La SAS SLT indique que Monsieur [K] [V] lui reproche à tort de ne pas lui avoir mis à disposition de transpalette motorisé ; fait valoir que son poste de travail n’a nullement été aménagé, aucune restriction n’ayant été posée par le médecin du travail, comme celui-ci le confirme, et Monsieur [K] [V] ayant toujours été déclaré apte à son poste de travail comme les avis produits en justifient ; relève que la seule décision de reconnaissance de la qualité de travailleur handicapé date du 16 mars 2021, soit de 6 jours avant l’accident litigieux, et est donc sans incidence n’ayant été notifiée qu’au salarié et nullement transmise à l’employeur ; affirme démontrer l’existence d’un doute sérieux quant à la sincérité des attestations produites par Monsieur [K] [V] justifiant qu’elles soient écartées des débats comme irrégulières, ou, à tout le moins, qu’il soit procéder à une vérification d’écritures ou à la comparution personnelle des témoins en application des articles 290 et 291 du code de procédure civile : il s’agit de salariés ayant tous quitté l’entreprise dans des conditions conflictuelles et l’écriture de quatre des attestations semble identique et conclut par le fait que la connaissance de l’état de santé du salarié n’est pas une condition de la reconnaissance de la faute inexcusable, le salarié devant prouver la conscience du danger qu’avait son employeur au moment de l’accident du travail, ce qu’il ne parvient pas à faire en l’espèce, demandant par conséquent le rejet de la demande de faute inexcusable de Monsieur [K] [V].
Monsieur [K] [V] réplique notamment que la SAS SLT se contente de simples allégations et ne démontre pas un doute sérieux sur la sincérité des attestations qu’il verse aux débats et sollicite par conséquent le rejet des demandes de la société fondées sur les articles 290 et 291 du code de procédure civile.
La caisse s’en remet.
Le tribunal relève qu’il n’est pas contesté, ni contestable par les parties, que Monsieur [K] [V] occupait depuis son embauche par la SAS SLT en date du 25 septembre 2017 un poste de conducteur routier courte distance impliquant nécessairement de la manutention de charges lourdes chez les clients dans le cadre du chargement et du déchargement des marchandises ; preuve en est d’ailleurs la proposition de mesures individuelles d’aménagement, d’adaptation ou de transformation du poste de travail ou d’aménagement du temps de travail du médecin du travail du 19 février 2020 produite par Monsieur [K] [V], selon laquelle : « Manutentions fréquentes de 3 ou 4 tonnes par jour ». Il résulte ainsi de ce document, transmis tant au salarié qu’à l’employeur, que la SAS SLT avait ainsi nécessairement conscience de ce risque de manutention auquel elle exposait Monsieur [K] [V], de sorte que la preuve de conscience du danger est rapportée par ce document.

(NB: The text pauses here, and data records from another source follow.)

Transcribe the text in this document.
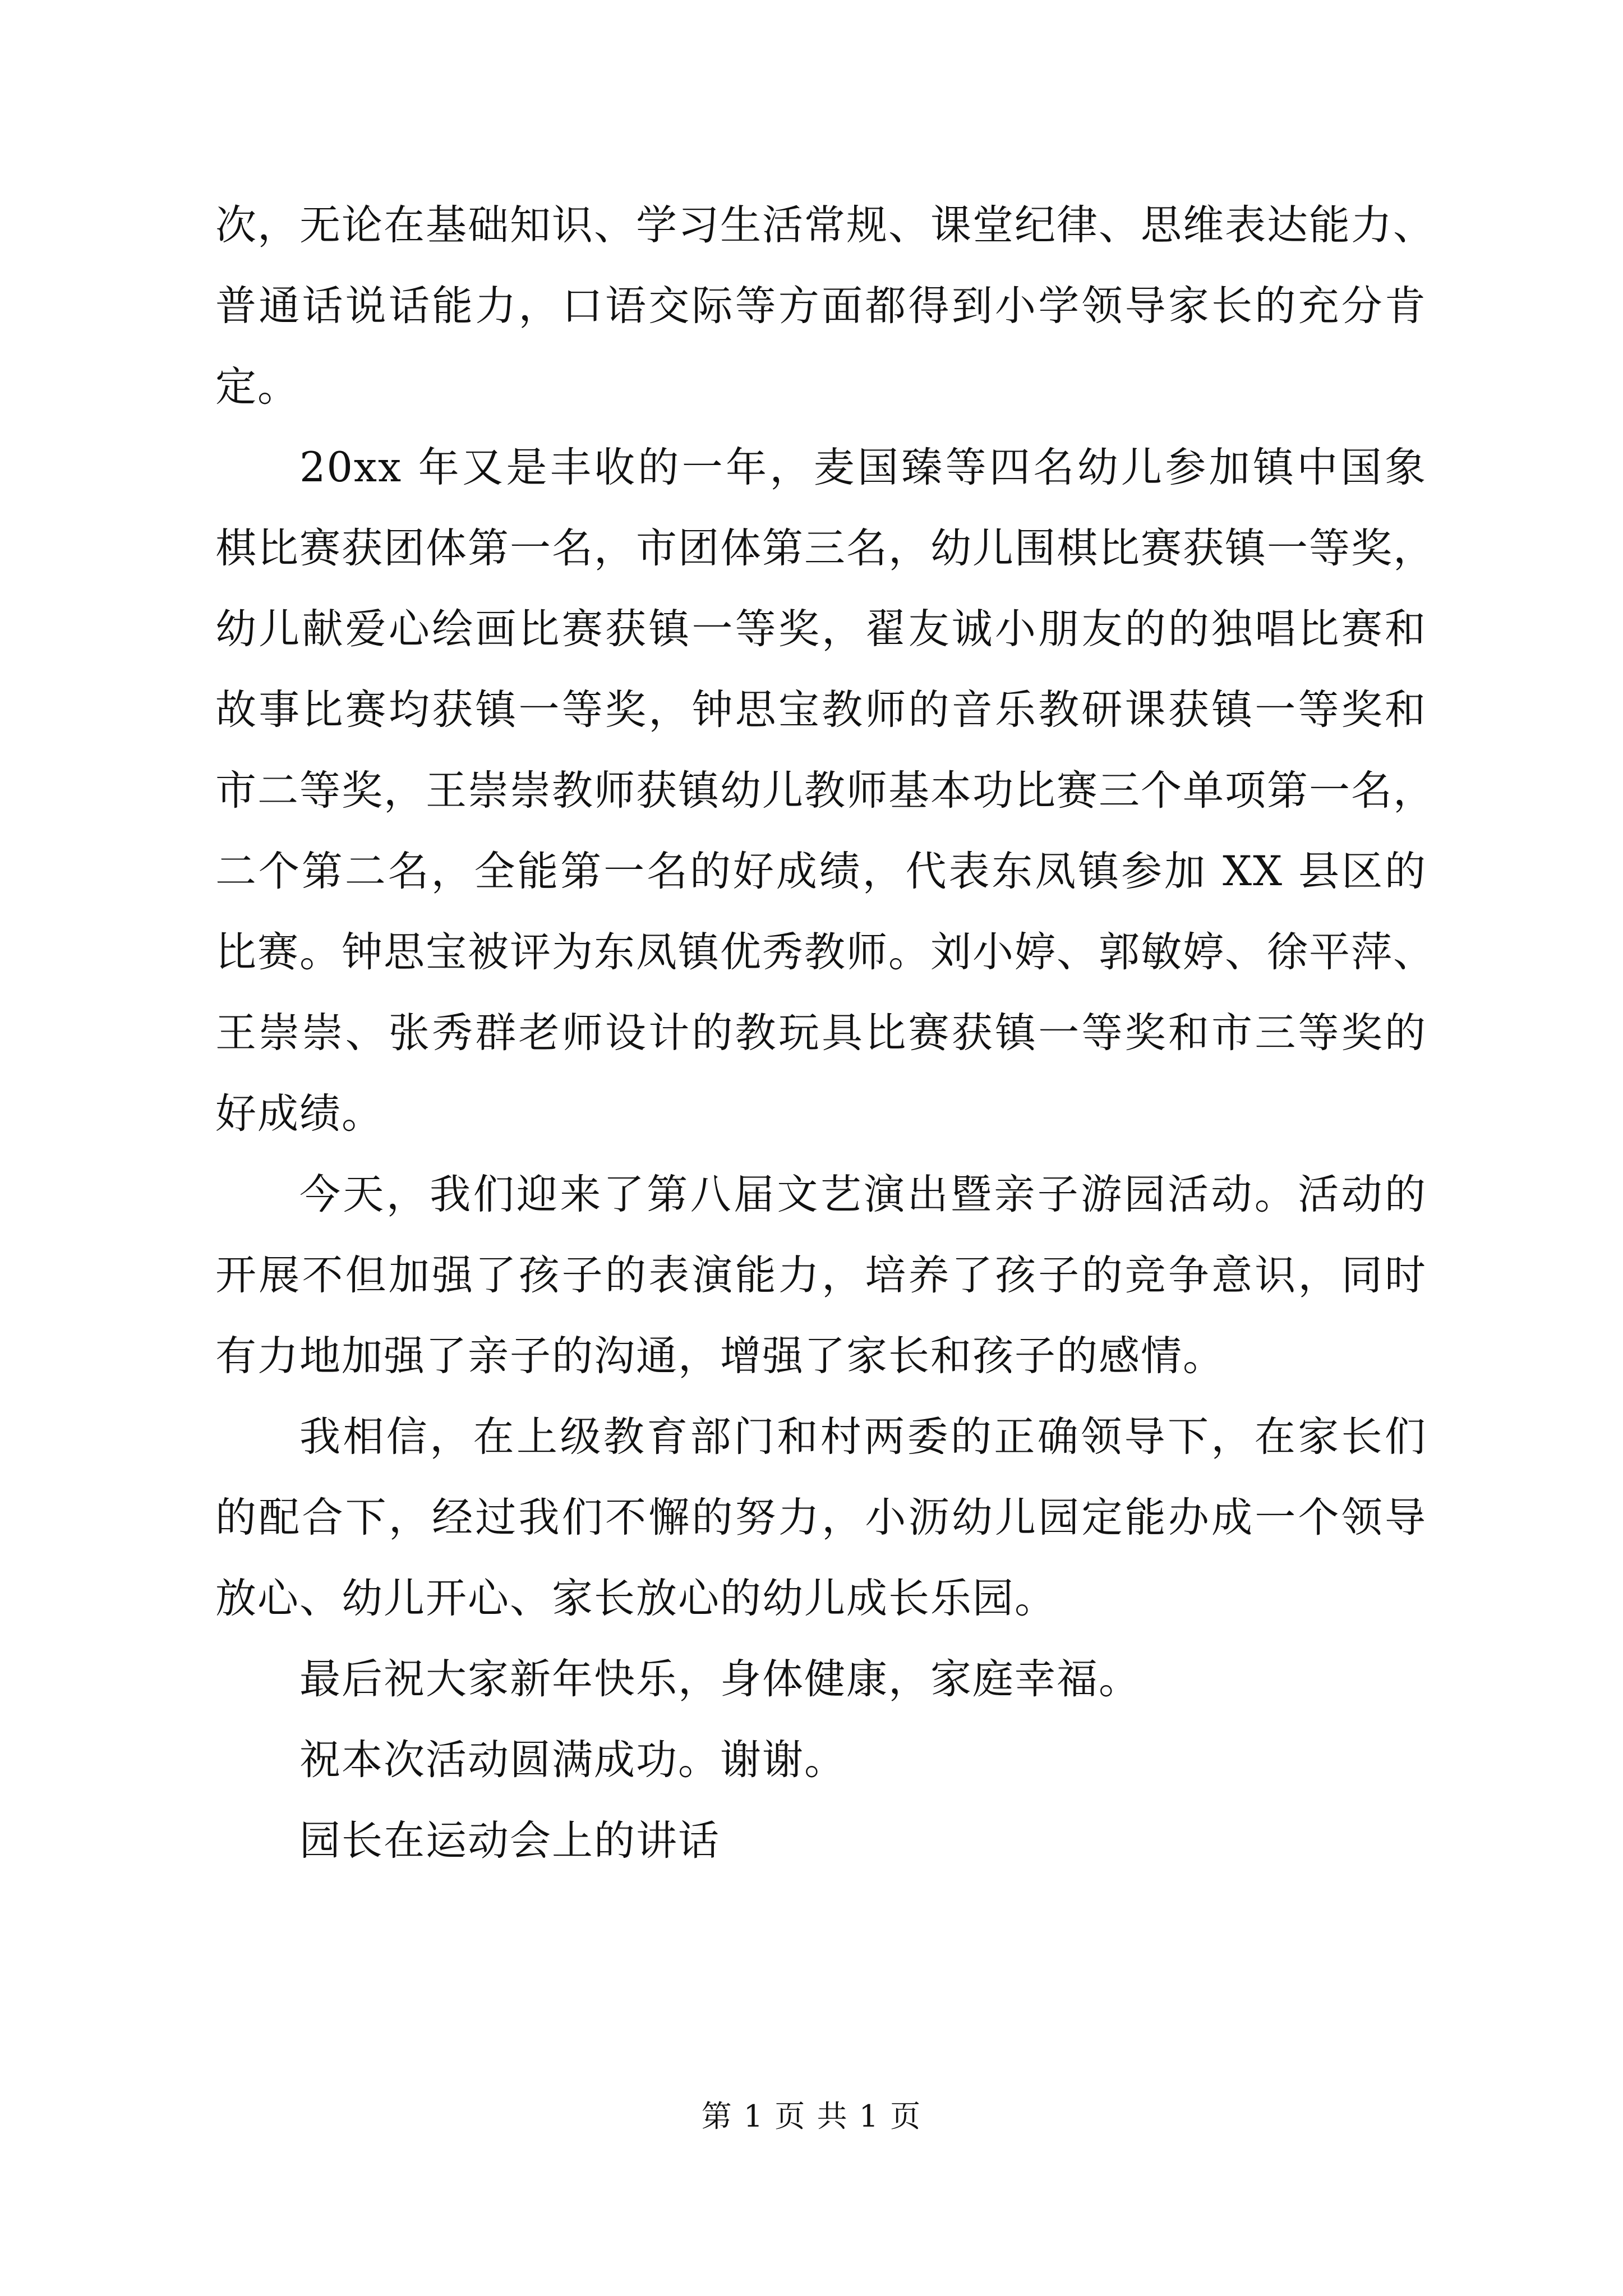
次，无论在基础知识、学习生活常规、课堂纪律、思维表达能力、
普通话说话能力，口语交际等方面都得到小学领导家长的充分肯
定。
20xx 年又是丰收的一年，麦国臻等四名幼儿参加镇中国象
棋比赛获团体第一名，市团体第三名，幼儿围棋比赛获镇一等奖，
幼儿献爱心绘画比赛获镇一等奖，翟友诚小朋友的的独唱比赛和
故事比赛均获镇一等奖，钟思宝教师的音乐教研课获镇一等奖和
市二等奖，王崇崇教师获镇幼儿教师基本功比赛三个单项第一名，
二个第二名，全能第一名的好成绩，代表东凤镇参加 XX 县区的
比赛。钟思宝被评为东凤镇优秀教师。刘小婷、郭敏婷、徐平萍、
王崇崇、张秀群老师设计的教玩具比赛获镇一等奖和市三等奖的
好成绩。
今天，我们迎来了第八届文艺演出暨亲子游园活动。活动的
开展不但加强了孩子的表演能力，培养了孩子的竞争意识，同时
有力地加强了亲子的沟通，增强了家长和孩子的感情。
我相信，在上级教育部门和村两委的正确领导下，在家长们
的配合下，经过我们不懈的努力，小沥幼儿园定能办成一个领导
放心、幼儿开心、家长放心的幼儿成长乐园。
最后祝大家新年快乐，身体健康，家庭幸福。
祝本次活动圆满成功。谢谢。
园长在运动会上的讲话
第 1 页 共 1 页
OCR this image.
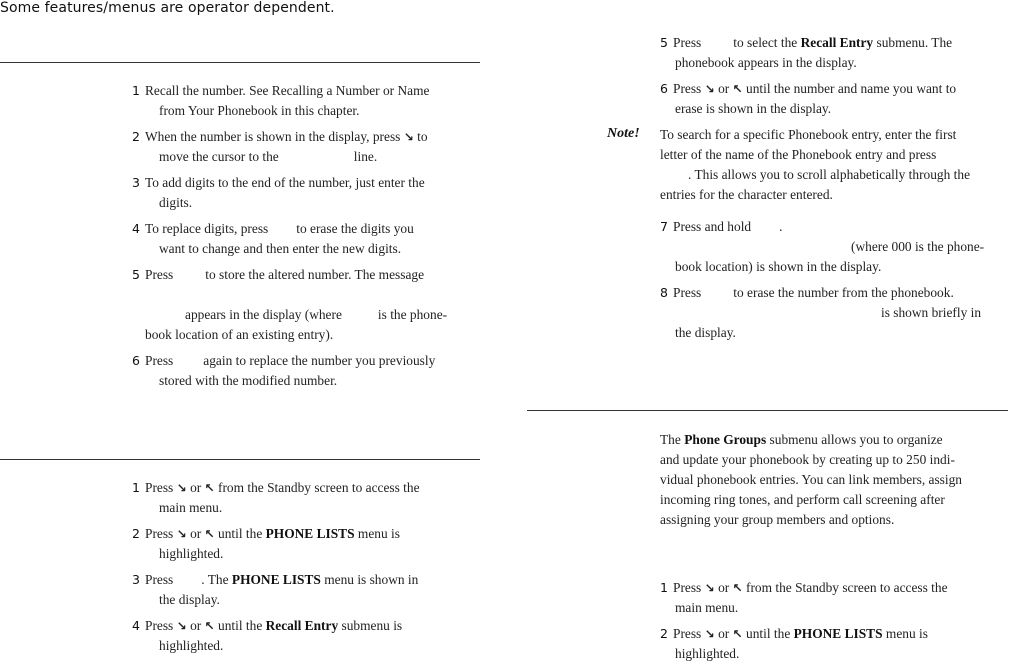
Some features/menus are operator dependent.
1 Recall the number. See Recalling a Number or Name
from Your Phonebook in this chapter.
2 When the number is shown in the display, press ↘ to
move the cursor to the	line.
3 To add digits to the end of the number, just enter the
digits.
4 To replace digits, press to erase the digits you
want to change and then enter the new digits.
5 Press to store the altered number. The message
appears in the display (where	is the phone-
book location of an existing entry).
6 Press again to replace the number you previously
stored with the modified number.
1 Press ↘ or ↖ from the Standby screen to access the
main menu.
2 Press ↘ or ↖ until the PHONE LISTS menu is
highlighted.
3 Press . The PHONE LISTS menu is shown in
the display.
4 Press ↘ or ↖ until the Recall Entry submenu is
highlighted.
5 Press to select the Recall Entry submenu. The
phonebook appears in the display.
6 Press ↘ or ↖ until the number and name you want to
erase is shown in the display.
Note! To search for a specific Phonebook entry, enter the first
letter of the name of the Phonebook entry and press
. This allows you to scroll alphabetically through the
entries for the character entered.
7 Press and hold .
(where 000 is the phone-
book location) is shown in the display.
8 Press to erase the number from the phonebook.
is shown briefly in
the display.
The Phone Groups submenu allows you to organize
and update your phonebook by creating up to 250 indi-
vidual phonebook entries. You can link members, assign
incoming ring tones, and perform call screening after
assigning your group members and options.
1 Press ↘ or ↖ from the Standby screen to access the
main menu.
2 Press ↘ or ↖ until the PHONE LISTS menu is
highlighted.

*Sur les mesures de protection prises par la société
La faute inexcusable de l’employeur ne peut être reconnue que si la victime démontre que l’employeur n’a pas pris les mesures nécessaires pour le préserver du risque.
Monsieur [K] [V] soutient que son employeur n’a pas pris les mesures nécessaires pour préserver son état de santé ; que c’est en raison de l’utilisation d’un transpalette manuel au lieu d’un transpalette électrique qu’a eu lieu l’accident du travail litigieux ; qu’il n’a nullement refusé d’utiliser un transpalette électrique mis à disposition par son employeur et selon ses consignes de son employeur comme le prétend ce dernier ; que les documents produits (facture d’achat et attestations) établissent qu’au contraire des allégations de la SAS SLT, ce n’est pas cinq mais un transpalette électrique qui était à disposition des salariés de l’établissement de Sorgues, outre un autoporté, tous deux réservés au quai, seul le transpalette manuel pouvant être utilisé par les chauffeurs.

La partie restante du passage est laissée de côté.